Pesquisadores da UFMG usam imagens feitas por não cientistas para investigar comportamento da aves
Pesquisadores investigaram capacidade dos animais de usar as patas; artigo está publicado na Nature
Imagens feitas por não cientistas, em várias partes do mundo, são usadas para estabelecer possíveis relações entre grupos de pássaros e seu desenvolvimento evolutivo. O movimento caracterizado pela parceria entre cientistas e não cientistas é a chamada "ciência cidadã".

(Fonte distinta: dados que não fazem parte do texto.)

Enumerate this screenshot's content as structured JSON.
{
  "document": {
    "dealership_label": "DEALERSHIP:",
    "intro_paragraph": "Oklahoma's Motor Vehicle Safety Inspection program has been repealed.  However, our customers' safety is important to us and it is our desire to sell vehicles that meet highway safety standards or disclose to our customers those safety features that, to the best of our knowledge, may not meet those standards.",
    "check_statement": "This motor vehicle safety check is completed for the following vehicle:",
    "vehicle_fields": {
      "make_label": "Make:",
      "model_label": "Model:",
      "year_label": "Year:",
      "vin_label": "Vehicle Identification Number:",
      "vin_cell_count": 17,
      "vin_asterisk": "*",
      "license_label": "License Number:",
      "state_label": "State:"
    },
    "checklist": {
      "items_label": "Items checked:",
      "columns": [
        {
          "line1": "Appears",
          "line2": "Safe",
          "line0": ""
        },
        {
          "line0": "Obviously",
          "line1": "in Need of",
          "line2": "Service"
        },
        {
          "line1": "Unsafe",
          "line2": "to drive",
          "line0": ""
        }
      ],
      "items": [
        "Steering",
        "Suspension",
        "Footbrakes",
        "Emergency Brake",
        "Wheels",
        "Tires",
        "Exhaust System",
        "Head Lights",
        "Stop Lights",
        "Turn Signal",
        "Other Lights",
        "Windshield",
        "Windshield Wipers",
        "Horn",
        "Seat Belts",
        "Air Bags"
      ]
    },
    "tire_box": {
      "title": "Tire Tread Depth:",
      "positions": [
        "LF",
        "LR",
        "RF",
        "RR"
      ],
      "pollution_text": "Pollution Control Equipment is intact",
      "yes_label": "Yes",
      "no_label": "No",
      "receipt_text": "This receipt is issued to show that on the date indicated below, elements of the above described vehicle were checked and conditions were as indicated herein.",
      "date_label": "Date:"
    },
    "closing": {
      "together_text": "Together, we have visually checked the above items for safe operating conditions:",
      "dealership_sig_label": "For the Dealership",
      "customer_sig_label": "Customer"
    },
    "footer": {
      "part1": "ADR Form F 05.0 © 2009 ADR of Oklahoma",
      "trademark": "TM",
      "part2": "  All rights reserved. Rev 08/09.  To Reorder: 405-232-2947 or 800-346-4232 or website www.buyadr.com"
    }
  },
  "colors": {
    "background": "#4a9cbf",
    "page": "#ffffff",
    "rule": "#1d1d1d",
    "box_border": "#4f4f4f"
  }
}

A pesquisadora Clara Amaral, do Instituto de Ciências Biológicas (ICB) da UFMG, analisou informações que foram obtidas em sites que publicam imagens registradas por pessoas não especializadas na área científica. Isso ajudou a esclarecer a capacidade de preensão das aves, ou seja, sua habilidade de manipular objetos com suas patas e cumprir funções como se alimentar, transportar e até mesmo brincar com objetos. Algumas aves têm muito movimento nas patas, e outras não têm nenhuma habilidade.
Fruto do mestrado de Clara, o projeto foi orientado pelo professor Jerome Baron, do Programa de Pós-graduação de Fisiologia e Farmacologia do ICB, em colaboração com Cristián Gutiérrez, pesquisador da Faculdade de Ciências, área de Ciências Biológicas, da Universidade de Alberta, no Canadá. O trabalho está descrito em artigo publicado pela Nature.
Os resultados da pesquisa também revelam uma possível descoberta no campo da filogenética (que estabelece relações entre diferentes grupos de organismos e seu desenvolvimento evolutivo). O estudo indica que as aves que têm algum movimento de preensão com as patas estão dentro do grande grupo de teluraves, que reúne espécies como papagaios, aves de rapina e pica-paus.
“Seus ancestrais eram arborícolas, ou seja, viviam em árvores. Portanto, a capacidade de preensão parece estar muito associada ao estilo de vida arborícola”, afirma Clara Amaral. Ela destaca que, ao longo do estudo, foram analisadas 1.054 espécies, que foram categorizadas em sete níveis diferentes de habilidades com as patas.
Ao todo, foram analisadas mais de 13 mil imagens e vídeos, principalmente dos sites Macaulay Library, o maior arquivo de mídia animal no mundo, e Wiki Aves, que contém apenas espécies brasileiras. As aves mais encontradas nas imagens foram espécies de papagaio, que são consideradas as mais habilidosas. Clara conta que qualquer pessoa pode enviar uma imagem para esses sites. Para isso, basta fazer o registro, identificar a espécie do animal e passar informações adicionais junto com a foto ou vídeo.
Ciência cidadã
Por meio da obtenção de imagens de forma voluntária, o que foi fundamental para a produção da pesquisa, cria-se uma ferramenta científica eficiente, que gera muitos dados com pouco investimento. “A ciência cidadã me inspirou a utilizar essa abordagem para outros tópicos”, afirma Jerome Baron, da Universidade de Alberta. Ele se diz impressionado com o potencial que a colaboração entre cidadãos e pesquisadores profissionais pode alcançar, já que as imagens podem se relacionar a diversas questões, como padrões ecológicos das espécies, propagação de doenças infecciosas, tendências populacionais, monitoramento de alterações na paisagem e mudanças climáticas, por exemplo.
Autores: Cristián Gutiérrez-Ibáñez, Clara Amaral-Peçanha, Andrew N. Iwaniuk, Douglas R. Wylie & Jerome Baron
Publicação: Nature, em 15 de agosto de 2023. Acesso livre.